Here's the whole idea in one breath: a chemical change makes genuinely new substances, ones that weren't there before — a physical change doesn't. Melt an ice cube and you've still got water. Burn a candle and you do not still have candle: you've made new gases that float off and never come back.
Two Kinds of Change
Snap a chocolate bar in half — still chocolate, just two pieces. Let it melt in your hand — still chocolate, just runny. You cut, crush, dissolve or melt something and at the end you've got the same stuff in a new shape or state. That's a physical change: nothing new is made, and you can usually get back to where you started.
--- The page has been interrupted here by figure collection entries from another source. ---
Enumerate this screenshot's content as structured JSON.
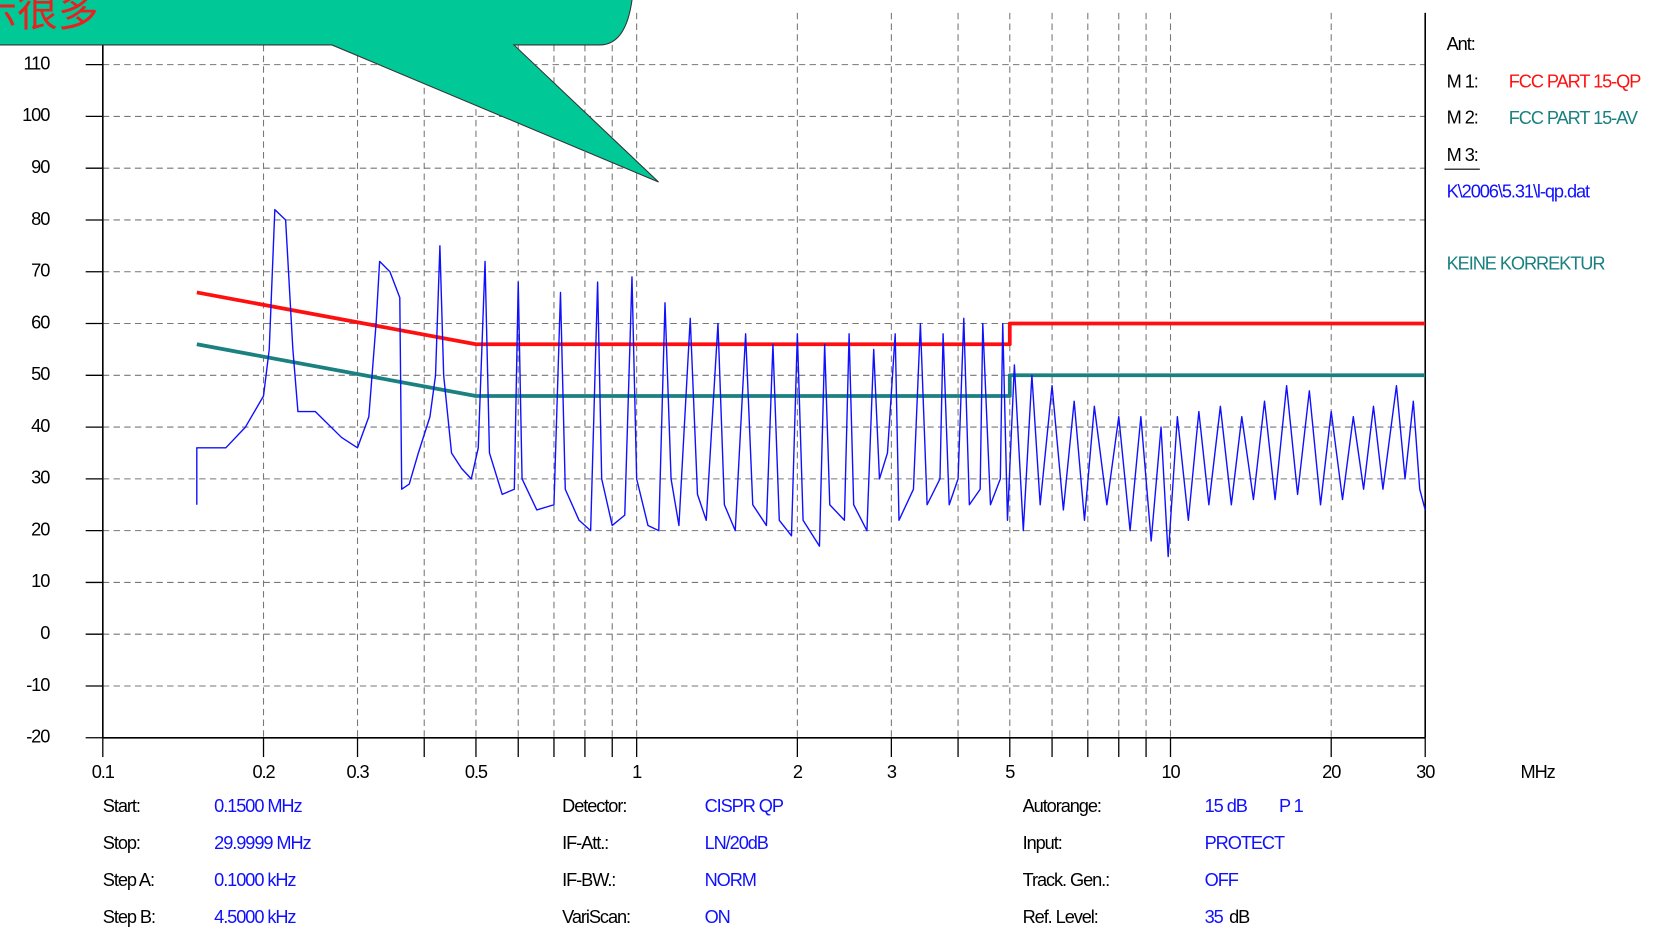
{
  "chart_data": {
    "type": "line",
    "callout": "示很多",
    "x_unit": "MHz",
    "xlog": true,
    "xlim": [
      0.1,
      30
    ],
    "xticks": [
      0.1,
      0.2,
      0.3,
      0.5,
      1,
      2,
      3,
      5,
      10,
      20,
      30
    ],
    "xminor": [
      0.4,
      0.6,
      0.7,
      0.8,
      0.9,
      4,
      6,
      7,
      8,
      9
    ],
    "ylim": [
      -20,
      120
    ],
    "yticks": [
      -20,
      -10,
      0,
      10,
      20,
      30,
      40,
      50,
      60,
      70,
      80,
      90,
      100,
      110
    ],
    "grid": true,
    "antenna": "Ant:",
    "legend_labels": [
      "M 1:",
      "M 2:",
      "M 3:"
    ],
    "file": "K\\2006\\5.31\\l-qp.dat",
    "correction": "KEINE KORREKTUR",
    "series": [
      {
        "name": "FCC PART 15-QP",
        "color": "#ff1010",
        "x": [
          0.15,
          0.5,
          5,
          5,
          30
        ],
        "values": [
          66,
          56,
          56,
          60,
          60
        ]
      },
      {
        "name": "FCC PART 15-AV",
        "color": "#1a8080",
        "x": [
          0.15,
          0.5,
          5,
          5,
          30
        ],
        "values": [
          56,
          46,
          46,
          50,
          50
        ]
      },
      {
        "color": "#1010ff",
        "x": [
          0.15,
          0.15,
          0.17,
          0.185,
          0.2,
          0.205,
          0.21,
          0.22,
          0.227,
          0.232,
          0.25,
          0.28,
          0.3,
          0.315,
          0.325,
          0.33,
          0.345,
          0.36,
          0.363,
          0.375,
          0.39,
          0.41,
          0.42,
          0.428,
          0.435,
          0.45,
          0.47,
          0.49,
          0.505,
          0.52,
          0.53,
          0.56,
          0.59,
          0.6,
          0.61,
          0.65,
          0.7,
          0.72,
          0.735,
          0.78,
          0.82,
          0.845,
          0.86,
          0.9,
          0.95,
          0.98,
          1.0,
          1.05,
          1.1,
          1.13,
          1.16,
          1.2,
          1.26,
          1.3,
          1.35,
          1.42,
          1.46,
          1.53,
          1.6,
          1.65,
          1.75,
          1.8,
          1.85,
          1.95,
          2.0,
          2.05,
          2.2,
          2.25,
          2.3,
          2.45,
          2.5,
          2.55,
          2.7,
          2.78,
          2.85,
          2.95,
          3.05,
          3.1,
          3.3,
          3.4,
          3.5,
          3.7,
          3.75,
          3.85,
          4.0,
          4.1,
          4.2,
          4.4,
          4.45,
          4.6,
          4.8,
          4.85,
          4.95,
          5.1,
          5.3,
          5.5,
          5.7,
          6.0,
          6.3,
          6.6,
          6.9,
          7.2,
          7.6,
          8.0,
          8.4,
          8.8,
          9.2,
          9.6,
          9.9,
          10.3,
          10.8,
          11.3,
          11.8,
          12.4,
          13.0,
          13.6,
          14.3,
          15.0,
          15.7,
          16.5,
          17.3,
          18.2,
          19.1,
          20.0,
          21.0,
          22.0,
          23.0,
          24.0,
          25.0,
          26.5,
          27.5,
          28.5,
          29.3,
          30.0
        ],
        "values": [
          25,
          36,
          36,
          40,
          46,
          55,
          82,
          80,
          55,
          43,
          43,
          38,
          36,
          42,
          60,
          72,
          70,
          65,
          28,
          29,
          35,
          42,
          50,
          75,
          50,
          35,
          32,
          30,
          36,
          72,
          35,
          27,
          28,
          68,
          30,
          24,
          25,
          66,
          28,
          22,
          20,
          68,
          30,
          21,
          23,
          69,
          30,
          21,
          20,
          64,
          30,
          21,
          61,
          27,
          22,
          60,
          25,
          20,
          58,
          25,
          21,
          56,
          22,
          19,
          58,
          22,
          17,
          56,
          25,
          22,
          58,
          25,
          20,
          55,
          30,
          35,
          58,
          22,
          28,
          60,
          25,
          30,
          58,
          25,
          30,
          61,
          25,
          28,
          60,
          25,
          30,
          60,
          22,
          52,
          20,
          50,
          25,
          48,
          24,
          45,
          22,
          44,
          25,
          42,
          20,
          42,
          18,
          40,
          15,
          42,
          22,
          43,
          25,
          44,
          25,
          42,
          26,
          45,
          26,
          48,
          27,
          47,
          25,
          43,
          26,
          42,
          28,
          44,
          28,
          48,
          30,
          45,
          28,
          24
        ]
      }
    ],
    "settings": [
      [
        [
          "Start:",
          "0.1500 MHz"
        ],
        [
          "Stop:",
          "29.9999 MHz"
        ],
        [
          "Step A:",
          "0.1000 kHz"
        ],
        [
          "Step B:",
          "4.5000 kHz"
        ]
      ],
      [
        [
          "Detector:",
          "CISPR QP"
        ],
        [
          "IF-Att.:",
          "LN/20dB"
        ],
        [
          "IF-BW.:",
          "NORM"
        ],
        [
          "VariScan:",
          "ON"
        ]
      ],
      [
        [
          "Autorange:",
          "15 dB",
          "P 1"
        ],
        [
          "Input:",
          "PROTECT"
        ],
        [
          "Track. Gen.:",
          "OFF"
        ],
        [
          "Ref. Level:",
          "35",
          "dB"
        ]
      ]
    ]
  }
}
Now light the candle on the cake. The wax doesn't just melt — the bit at the flame is burning, combining with oxygen and turning into hot new gases and a wisp of soot. That wax is gone for good. That's a chemical change: the starting substances are used up and new substances take their place. We name the two sides — the things you start with are the reactants, the new things you finish with are the products. Reactants → products.
The Tell-tale Signs
You can't see atoms regrouping, so how do you know new stuff has formed? Chemical changes leave fingerprints. Spot one or more of these and you should suspect a chemical change is happening: a colour change that isn't just mixing paints (shiny iron going to orange rust); bubbles or gas given off when nothing was boiling (fizzing tablets, bread rising); heat or light given out, or sometimes taken in (a flame, a hand-warmer, a firework); a new solid appearing out of two clear liquids — chemists call that a precipitate; and it's usually hard to reverse (you can't un-burn the toast).
None of these alone is proof — boiling water bubbles but makes no new substance — but stack two or three together and you can be confident. In the toy, when you tag an event as chemical, the signs it shows light up so you can see exactly which fingerprints gave it away.